Spotify Wrapped, unwrapped
One of my favorite activities in my classes includes having students think about the soundtrack of their lives and share this with the group. This post examines the Spotify Wrapped, or look back at the songs and artists you’ve listened to the most over the last year. It has me thinking a lot more about what and how we value this view of our identity.
Part of this is an indication that we like being told who we are so we can tell it to other people. The following paragraph also contains a lot of points for thought.
While tracking music data doesn’t seem too murky at first glance, the use of artificial intelligence has been proven to discriminate.
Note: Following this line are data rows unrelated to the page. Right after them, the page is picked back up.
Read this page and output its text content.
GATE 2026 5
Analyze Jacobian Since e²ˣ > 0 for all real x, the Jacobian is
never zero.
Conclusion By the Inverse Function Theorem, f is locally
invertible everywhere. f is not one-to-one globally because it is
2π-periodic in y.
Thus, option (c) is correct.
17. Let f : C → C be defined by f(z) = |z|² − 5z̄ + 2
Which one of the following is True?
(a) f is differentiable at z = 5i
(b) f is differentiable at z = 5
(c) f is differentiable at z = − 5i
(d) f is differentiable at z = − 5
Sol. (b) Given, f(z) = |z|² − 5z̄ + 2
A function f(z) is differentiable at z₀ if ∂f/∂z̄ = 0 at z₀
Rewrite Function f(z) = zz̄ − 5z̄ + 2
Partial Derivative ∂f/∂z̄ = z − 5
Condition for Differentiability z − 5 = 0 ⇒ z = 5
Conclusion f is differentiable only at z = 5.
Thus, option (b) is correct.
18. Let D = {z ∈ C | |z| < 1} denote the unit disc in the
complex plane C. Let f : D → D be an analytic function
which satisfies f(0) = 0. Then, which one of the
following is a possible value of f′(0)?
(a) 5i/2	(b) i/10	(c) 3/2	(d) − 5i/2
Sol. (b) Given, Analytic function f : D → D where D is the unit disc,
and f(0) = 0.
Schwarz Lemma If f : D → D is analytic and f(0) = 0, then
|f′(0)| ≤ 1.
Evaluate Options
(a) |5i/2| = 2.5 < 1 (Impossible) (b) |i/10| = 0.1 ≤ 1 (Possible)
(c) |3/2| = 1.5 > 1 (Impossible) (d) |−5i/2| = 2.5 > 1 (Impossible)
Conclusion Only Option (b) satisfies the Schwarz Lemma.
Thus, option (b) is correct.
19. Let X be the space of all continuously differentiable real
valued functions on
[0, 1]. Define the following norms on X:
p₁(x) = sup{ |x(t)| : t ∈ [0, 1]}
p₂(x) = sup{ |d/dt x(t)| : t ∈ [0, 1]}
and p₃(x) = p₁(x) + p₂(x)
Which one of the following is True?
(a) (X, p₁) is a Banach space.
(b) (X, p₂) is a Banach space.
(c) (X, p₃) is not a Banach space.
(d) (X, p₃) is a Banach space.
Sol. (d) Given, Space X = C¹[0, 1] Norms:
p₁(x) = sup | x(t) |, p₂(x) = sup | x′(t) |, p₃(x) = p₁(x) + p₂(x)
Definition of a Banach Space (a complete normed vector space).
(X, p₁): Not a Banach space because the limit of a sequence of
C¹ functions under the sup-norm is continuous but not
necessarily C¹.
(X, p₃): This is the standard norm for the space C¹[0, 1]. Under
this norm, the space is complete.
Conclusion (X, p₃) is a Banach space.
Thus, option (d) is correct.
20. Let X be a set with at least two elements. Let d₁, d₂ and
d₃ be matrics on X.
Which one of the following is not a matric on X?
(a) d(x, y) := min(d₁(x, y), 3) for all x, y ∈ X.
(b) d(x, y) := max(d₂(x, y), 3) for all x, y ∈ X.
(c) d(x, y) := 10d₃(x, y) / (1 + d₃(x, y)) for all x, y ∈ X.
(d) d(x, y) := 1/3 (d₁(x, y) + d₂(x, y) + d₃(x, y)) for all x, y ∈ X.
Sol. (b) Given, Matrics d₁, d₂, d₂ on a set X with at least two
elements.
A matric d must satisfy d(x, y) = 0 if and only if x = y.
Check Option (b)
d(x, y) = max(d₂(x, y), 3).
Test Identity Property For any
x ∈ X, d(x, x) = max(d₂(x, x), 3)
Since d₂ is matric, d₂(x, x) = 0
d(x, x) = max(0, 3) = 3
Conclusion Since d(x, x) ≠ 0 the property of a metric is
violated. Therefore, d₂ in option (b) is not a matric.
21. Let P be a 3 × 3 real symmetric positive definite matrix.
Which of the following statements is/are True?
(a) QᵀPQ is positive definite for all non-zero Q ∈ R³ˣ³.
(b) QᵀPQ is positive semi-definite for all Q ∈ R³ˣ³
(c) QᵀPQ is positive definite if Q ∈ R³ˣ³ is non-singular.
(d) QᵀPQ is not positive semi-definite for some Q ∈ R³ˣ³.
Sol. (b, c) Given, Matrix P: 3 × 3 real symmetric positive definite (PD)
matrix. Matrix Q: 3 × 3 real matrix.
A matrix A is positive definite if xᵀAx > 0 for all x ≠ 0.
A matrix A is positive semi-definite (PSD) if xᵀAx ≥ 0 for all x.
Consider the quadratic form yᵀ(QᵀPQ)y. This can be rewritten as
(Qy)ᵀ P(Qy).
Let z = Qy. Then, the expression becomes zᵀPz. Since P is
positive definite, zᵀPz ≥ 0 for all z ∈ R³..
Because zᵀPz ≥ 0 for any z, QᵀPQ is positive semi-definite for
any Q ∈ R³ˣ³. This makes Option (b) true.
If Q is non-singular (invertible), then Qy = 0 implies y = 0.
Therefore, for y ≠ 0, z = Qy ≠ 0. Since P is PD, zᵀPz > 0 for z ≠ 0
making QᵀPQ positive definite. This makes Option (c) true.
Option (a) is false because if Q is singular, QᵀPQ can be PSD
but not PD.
Reports have shown how artificial intelligence can be encoded with bias and perpetuate racism. When coupled with video technology or security software, algorithms have also played an integral role in bolstering surveillance capitalism. There have even been reports indicating how the platform’s feature is inaccurate and nefariously marketed. Still, Spotify Wrapped goes viral. Our collective enamoration with this recap reveals the extent to which algorithms have become integrated into the way we conceive of ourselves in digital consumer culture: as brands to be refined.
How To Remove Your Personal Data From The Internet
This video explores issues of personal data and how you can hide your personal information from search results and how to properly delete your social media pages. They also get into how you can unlist yourself from data brokers.
I will not let anyone walk through my mind with dirty feet.